Jewish texts go way back. The challenge for me, at this minute, is to learn how to read them. The trouble is that context changes very fast -- the mind of Rashi (or Ezra, or Jeremiah, or the person(s) who wrote Bereshit Rabbah) lives in a different context than I do, and it is hard sometimes to understand what they are talking about.
Rashi (one of the greatest Torah/Talmud scholars of all time) lived in medieval France, Troyes, to be exact. His world is so foreign to me, it might as well be science fiction. I am trying to learn to read his language, follow his logic, understand his worries, and learn from him. The Hebrew (which is tricky, since it is laced with shreds of Old French and technical jargon) is the least of it: I need to understand how the man thought.
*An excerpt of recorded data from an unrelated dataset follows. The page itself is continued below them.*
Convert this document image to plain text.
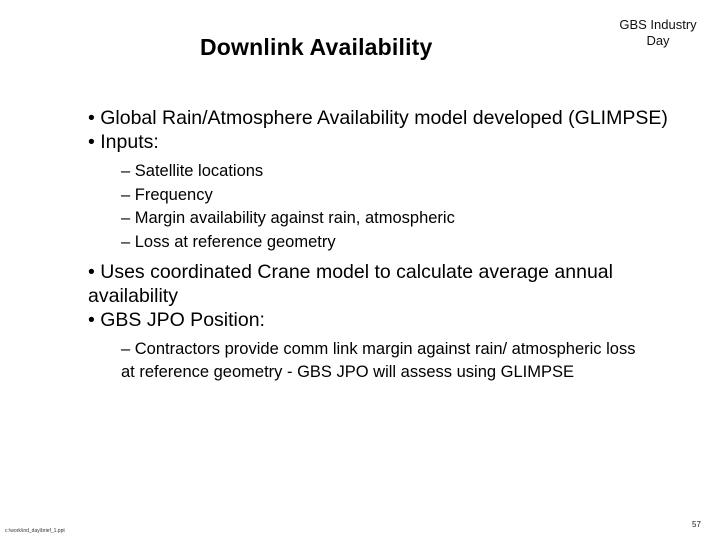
Downlink Availability
GBS Industry Day

• Global Rain/Atmosphere Availability model developed (GLIMPSE)

• Inputs:

– Satellite locations
– Frequency
– Margin availability against rain, atmospheric
– Loss at reference geometry

• Uses coordinated Crane model to calculate average annual availability

• GBS JPO Position:

– Contractors provide comm link margin against rain/ atmospheric loss at reference geometry - GBS JPO will assess using GLIMPSE
c:\work\ind_day\brief_1.ppt
57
Today in Midrash class, we worked our way steadily through a problem. A rabbi "opened" the discussion with a passage from Psalms. In the format he'd chosen, he would work his way from that passage back to the passage upon which he was expounding (in this case, Genesis 1:1) and in the process illuminate some aspect of the passage that was otherwise not obvious. I had puzzled over it at home, and gotten nowhere. I looked at the Soncino translation, and got nowhere. We were two hours into class before it dawned on me (only, I think, the third time the teacher said it) that the rabbis were playing a word game on names.
Oh.
They could do this because they were virtuosi of the texts. I, on the other hand, am just a beginner with the texts, and I have not only the Torah, not only Tanach, but the Mishna and the Midrash and the Gemara and the Rashi on all of it...and..and...and...a LOT to learn.
And people ask me why rabbinical school takes so many years!